Two that you are and one that you’re not
Effective boards feature a congruous mixture of styles. To help identify your board member style types, GGI has developed a set of cards – something to use as an ice-breaker at the start of a board development session, perhaps, when you might feel under pressure to perform with wisdom and gravitas.
The cards offer individual and collective insights. Board members are asked to choose two cards that represent them and one that doesn’t – and then to discuss their choices. They’re also invited to look at the overall mix of types for their board and to consider which types they could do with more (or less) of.
The cards, designed by Louisa Mcdonald, are based on ten board member styles defined by Julia Unwin, former chief executive of the Rowntree Foundation, together with a couple added by GGI.
Style is different to skill or experience; it’s a particular way of behaviour or how things are done. Style is important in the boardroom because we have to use shorthand in corralling a roomful of people towards a proper decision and fielding a particular style helps predictability.
You can rely on Basheer to be the citizen champion.

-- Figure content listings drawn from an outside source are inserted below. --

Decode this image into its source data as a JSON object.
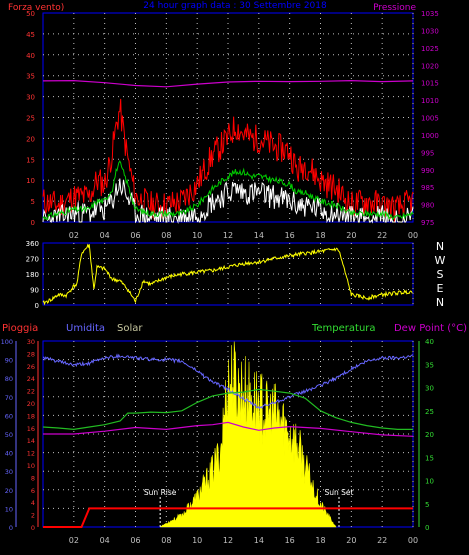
{
  "header": {
    "left_label": "Forza vento)",
    "title": "24 hour graph data : 30 Settembre 2018",
    "right_label": "Pressione"
  },
  "compass": [
    "N",
    "W",
    "S",
    "E",
    "N"
  ],
  "bottom_labels": {
    "pioggia": "Pioggia",
    "umidita": "Umidita",
    "solar": "Solar",
    "temperatura": "Temperatura",
    "dewpoint": "Dew Point (°C)",
    "sunrise": "Sun Rise",
    "sunset": "Sun Set"
  },
  "colors": {
    "wind_gust": "#ff0000",
    "wind_avg": "#00cc00",
    "wind_speed": "#ffffff",
    "pressure": "#cc00cc",
    "direction": "#ffff00",
    "humidity": "#6666ff",
    "temperature": "#22bb22",
    "dewpoint": "#cc00cc",
    "solar": "#ffff00",
    "rain": "#ff0000",
    "grid": "#c0c0c0",
    "axis_blue": "#0000ff"
  },
  "chart_data": [
    {
      "type": "line",
      "title": "24 hour graph data : 30 Settembre 2018",
      "x_ticks": [
        "02",
        "04",
        "06",
        "08",
        "10",
        "12",
        "14",
        "16",
        "18",
        "20",
        "22",
        "00"
      ],
      "y_left": {
        "label": "Forza vento)",
        "ticks": [
          0,
          5,
          10,
          15,
          20,
          25,
          30,
          35,
          40,
          45,
          50
        ],
        "range": [
          0,
          50
        ]
      },
      "y_right": {
        "label": "Pressione",
        "ticks": [
          975,
          980,
          985,
          990,
          995,
          1000,
          1005,
          1010,
          1015,
          1020,
          1025,
          1030,
          1035
        ],
        "range": [
          975,
          1035
        ]
      },
      "series": [
        {
          "name": "wind_gust",
          "axis": "left",
          "hours": [
            0,
            1,
            2,
            3,
            3.5,
            4,
            4.5,
            4.8,
            5,
            5.2,
            5.5,
            6,
            7,
            8,
            9,
            10,
            11,
            12,
            12.5,
            13,
            13.5,
            14,
            15,
            16,
            16.5,
            17,
            18,
            19,
            20,
            21,
            22,
            23,
            24
          ],
          "values": [
            5,
            4,
            6,
            6,
            10,
            9,
            17,
            24,
            27,
            22,
            15,
            6,
            4,
            4,
            5,
            9,
            16,
            20,
            23,
            21,
            20,
            20,
            18,
            17,
            12,
            14,
            10,
            8,
            4,
            5,
            4,
            3,
            5
          ]
        },
        {
          "name": "wind_avg",
          "axis": "left",
          "hours": [
            0,
            1,
            2,
            3,
            3.5,
            4,
            4.5,
            4.8,
            5,
            5.2,
            5.5,
            6,
            7,
            8,
            9,
            10,
            11,
            12,
            12.5,
            13,
            13.5,
            14,
            15,
            16,
            16.5,
            17,
            18,
            19,
            20,
            21,
            22,
            23,
            24
          ],
          "values": [
            1,
            2,
            3,
            3,
            5,
            5,
            8,
            13,
            14,
            12,
            9,
            3,
            2,
            2,
            2,
            4,
            8,
            11,
            12,
            12,
            11,
            11,
            10,
            9,
            7,
            7,
            5,
            4,
            2,
            2,
            2,
            1,
            2
          ]
        },
        {
          "name": "wind_speed",
          "axis": "left",
          "hours": [
            0,
            1,
            2,
            3,
            3.5,
            4,
            4.5,
            4.8,
            5,
            5.2,
            5.5,
            6,
            7,
            8,
            9,
            10,
            11,
            12,
            12.5,
            13,
            13.5,
            14,
            15,
            16,
            16.5,
            17,
            18,
            19,
            20,
            21,
            22,
            23,
            24
          ],
          "values": [
            0,
            1,
            2,
            2,
            3,
            3,
            5,
            8,
            9,
            8,
            6,
            2,
            1,
            1,
            1,
            2,
            5,
            7,
            8,
            7,
            7,
            7,
            6,
            5,
            4,
            4,
            3,
            2,
            1,
            1,
            1,
            0,
            1
          ]
        },
        {
          "name": "pressure",
          "axis": "right",
          "hours": [
            0,
            2,
            4,
            6,
            8,
            10,
            12,
            14,
            16,
            18,
            20,
            22,
            24
          ],
          "values": [
            1015.5,
            1015.6,
            1015.0,
            1014.2,
            1013.8,
            1014.6,
            1015.2,
            1015.4,
            1015.3,
            1015.4,
            1015.6,
            1015.3,
            1015.5
          ]
        }
      ]
    },
    {
      "type": "line",
      "y_left": {
        "ticks": [
          0,
          90,
          180,
          270,
          360
        ],
        "range": [
          0,
          360
        ]
      },
      "y_right": {
        "labels": [
          "N",
          "W",
          "S",
          "E",
          "N"
        ]
      },
      "series": [
        {
          "name": "wind_direction",
          "hours": [
            0,
            0.5,
            1,
            1.5,
            2,
            2.2,
            2.5,
            3,
            3.3,
            3.5,
            4,
            4.5,
            5,
            5.5,
            6,
            6.5,
            7,
            8,
            9,
            10,
            11,
            12,
            13,
            14,
            15,
            16,
            17,
            18,
            19,
            19.2,
            20,
            21,
            22,
            23,
            24
          ],
          "values": [
            10,
            30,
            60,
            55,
            110,
            120,
            300,
            350,
            90,
            220,
            210,
            150,
            140,
            90,
            20,
            140,
            120,
            160,
            180,
            190,
            200,
            220,
            240,
            250,
            270,
            285,
            300,
            310,
            325,
            315,
            60,
            40,
            60,
            70,
            80
          ]
        }
      ]
    },
    {
      "type": "line",
      "y_left_rain": {
        "label": "Pioggia",
        "ticks": [
          0,
          2,
          4,
          6,
          8,
          10,
          12,
          14,
          16,
          18,
          20,
          22,
          24,
          26,
          28,
          30
        ],
        "range": [
          0,
          30
        ]
      },
      "y_left_humidity": {
        "label": "Umidita",
        "ticks": [
          0,
          10,
          20,
          30,
          40,
          50,
          60,
          70,
          80,
          90,
          100
        ],
        "range": [
          0,
          100
        ]
      },
      "y_right_temp": {
        "label": "Temperatura",
        "ticks": [
          0,
          5,
          10,
          15,
          20,
          25,
          30,
          35,
          40
        ],
        "range": [
          0,
          40
        ]
      },
      "series": [
        {
          "name": "humidity",
          "axis": "humidity",
          "hours": [
            0,
            1,
            2,
            3,
            4,
            5,
            6,
            7,
            8,
            9,
            10,
            11,
            12,
            13,
            14,
            15,
            16,
            17,
            18,
            19,
            20,
            21,
            22,
            23,
            24
          ],
          "values": [
            91,
            89,
            87,
            88,
            91,
            92,
            91,
            90,
            90,
            89,
            84,
            78,
            74,
            69,
            64,
            67,
            70,
            73,
            76,
            80,
            85,
            89,
            91,
            91,
            92
          ]
        },
        {
          "name": "temperature",
          "axis": "temp",
          "hours": [
            0,
            1,
            2,
            3,
            4,
            5,
            5.5,
            6,
            7,
            8,
            9,
            10,
            11,
            12,
            13,
            14,
            15,
            16,
            17,
            18,
            19,
            20,
            21,
            22,
            23,
            24
          ],
          "values": [
            21.5,
            21.3,
            21.0,
            21.5,
            22.0,
            22.8,
            24.5,
            24.5,
            24.7,
            24.6,
            25.0,
            26.8,
            28.2,
            28.8,
            29.0,
            29.6,
            29.2,
            28.8,
            27.7,
            25.0,
            23.5,
            22.5,
            21.8,
            21.3,
            21.0,
            21.0
          ]
        },
        {
          "name": "dew_point",
          "axis": "temp",
          "hours": [
            0,
            2,
            4,
            6,
            8,
            10,
            11,
            12,
            13,
            14,
            15,
            16,
            18,
            20,
            22,
            24
          ],
          "values": [
            20.0,
            20.0,
            20.6,
            21.4,
            21.0,
            21.8,
            22.0,
            22.5,
            21.5,
            20.8,
            21.3,
            21.6,
            21.2,
            20.5,
            19.8,
            19.5
          ]
        },
        {
          "name": "solar",
          "axis": "temp",
          "hours": [
            7.6,
            8,
            9,
            10,
            11,
            11.5,
            12,
            12.3,
            12.6,
            13,
            13.5,
            14,
            14.5,
            15,
            15.5,
            16,
            16.5,
            17,
            17.5,
            18,
            18.5,
            19
          ],
          "values": [
            0,
            1,
            3,
            8,
            15,
            20,
            38,
            40,
            37,
            36,
            34,
            33,
            30,
            30,
            28,
            25,
            22,
            16,
            11,
            6,
            3,
            0
          ]
        },
        {
          "name": "rain",
          "axis": "rain",
          "hours": [
            0,
            2.5,
            3,
            24
          ],
          "values": [
            0,
            0,
            3,
            3
          ]
        }
      ],
      "annotations": [
        {
          "text": "Sun Rise",
          "hour": 7.6
        },
        {
          "text": "Sun Set",
          "hour": 19.2
        }
      ]
    }
  ]
}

Ted is always bullish at taking risks. Thank goodness we still have Olivia as our history holder on the board; she knows what works and where the 2012 induction manual is hidden.
Julia Unwin writes: “All those voices, and all those questions, make a really strong board. All good boards hold in balance the entrepreneurialism of the strategist and the risk taker, along with compliance king or queen, and the data champion. I have seen boards that are entirely entrepreneurial and they are pretty scary. I have also seen boards that are entirely compliance driven, and they are terrifying.”
It’s also useful to know the styles of absent board members so we can represent their likely point of view. In practice it’s a safe way of raising a point you are unsure of: ‘I’m sure if Bill was here he’d want to challenge the cost of this…’.
Striking a boardroom balance
Of course the cards alone are not enough to define a board but they certainly get discussions going, especially if comment is invited on missing board members: ‘Well he’s definitely not a peacemaker!’
On a serious note, the cards encourage us to think about each other’s style and, if we don’t know, to enquire. And they can help to maintain balance in any board.
There are numerous ways to assess the make-up of your board – by looking at the balance of introverts and extraverts, for example, or categorising members by Jungian type, or using complexity theory or spiral dynamics. And there is an entire industry offering ways to categorise people by psychological type, many inspired by Myers-Briggs.
Whichever method you use, it’s important to get the mix right in your board. In the many board observations we’ve made over the years we’ve concluded that the most important attribute of a successful board isn’t balance (which can be subjected to a tick box exercise), it’s harmony (which can’t).
But the cards will offer most boards some interesting insights. And they do seem to stay relevant. Julia says: “In the years since I observed so many board meetings and produced these pen pictures, I am constantly surprised at how accurate they still are, and how important it is for all boards to have these very diverse characters and behaviours if they are to succeed”.
Worrying though it might be to learn that no one claims to be a leader, strategist or compliance queen, it might prompt the thought that it’s high time you found one.
- Peacemaker: can’t we find a common way?
- Challenger: can’t we do better? Is it just because it has always been done this way?
- History holder: we need to go back to our roots, and remember what worked in the past.
- Compliance queen: always says, can we afford it? What will the auditors say? Is this legal?
- Passionate advocate: will respond, surely we must take a risk, we must do more.
- Data champion: all the evidence shows that however often we do that, it makes no difference to the outcomes.
- Wise counsellor: says, we are not the only people trying to tackle this issue, we need to think carefully, plan properly, and take this step by step.
- Inspiring leader: will describe her vision, will enthuse and excite.
- Fixer: says I think we can get together later and sort this out.
- Risk-taker: says, the crisis is simply too great. Let’s just spend the money, the funds will flood in.
- Strategist: says, we need to think beyond 2012, and then our position will be much stronger and the whole environment will be different.
- User champion: says, I am worried that we are ignoring the interests of our users. We haven’t mentioned their needs all though this meeting.
Have we missed any types? We’d be interested to hear your views.
- A strong board brings many benefits to any organization; good representation of all types will broaden a board’s perspective and improve its judgement.
- Achieving balance on a board could be a tick-box exercise; achieving harmony is a trickier, subtler feat.
- Boards should be preparing for the upcoming challenges of integrated care by ensuring that they are diverse and self-aware.